最近、家にいるのもなかなか暇で、ストレッチをしたり透と話したり…家で出来る仕事をしたりとしていたが時間があるので料理を楽しいと思うようになった。
豆腐と鶏肉でヘルシーでふわふわなチキンナゲットとキャベツと卵の中華炒め。
今夜のメインだ。

こうした料理をSNSにあげても反響がくるし、復帰後の仕事の幅も増える。
子供のことや、深いプライベートのことを晒すつもりはさらさらないがふとしたことを乗せるのは楽しい。

「美味そう…。あと俺やるから、楓斗は座ってて。
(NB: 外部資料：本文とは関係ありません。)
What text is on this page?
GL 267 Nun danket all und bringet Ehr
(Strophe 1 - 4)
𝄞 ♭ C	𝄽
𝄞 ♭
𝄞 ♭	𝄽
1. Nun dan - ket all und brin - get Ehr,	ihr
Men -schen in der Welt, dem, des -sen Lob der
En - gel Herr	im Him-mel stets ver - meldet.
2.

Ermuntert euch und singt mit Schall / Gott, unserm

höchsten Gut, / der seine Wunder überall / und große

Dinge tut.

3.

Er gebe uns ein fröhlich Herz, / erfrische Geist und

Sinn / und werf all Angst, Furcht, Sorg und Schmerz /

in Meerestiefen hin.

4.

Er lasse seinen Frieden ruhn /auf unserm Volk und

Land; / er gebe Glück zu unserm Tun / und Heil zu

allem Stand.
これ運べばいい?」

「そう。んじゃ、お願いね」

とりあえずその場は彼に任せて席につき食事の支度をする彼の後ろ姿を眺める。
まだ妊娠する前はこんなに早く帰ってくることは珍しかったのに、今ではほとんど早く帰ってきてくれる。

子供が産まれたら育休取るって言ってたけど、多分同時期に透の旦那も取るから会社は大変なことになるのではないか。
そこら辺は心配だけれども2人ともそこまで考え無しではないはずだ。

膨らんだお腹を触って思う。
ぷにぷにしていなくて、思っていたより固めだ。

「あ、検診で性別わかったよ」

「なんで早く言ってくれ無いの、どうだった?」

「男だって」

「そっかそっか、男の子か。嬉しいな、女の子でも楓斗に似てかわい子になってたと思うけど…男の子でも可愛いだろうな」

「んな事言って…お前似かもよ」

「それもそれでいいな。…な、どう思う?」

「そりゃ…お前似だったら見た目はいいだろ。…ていうか、見た目より中身だろ。」

「まぁな。でもどんな子だって俺と楓斗との愛の結晶に変わりないよ」

くさいセリフだ。
だが俺は嫌いじゃない。なんだそれ、と吹き出しつつチキンナゲットを1つつまみ食いした。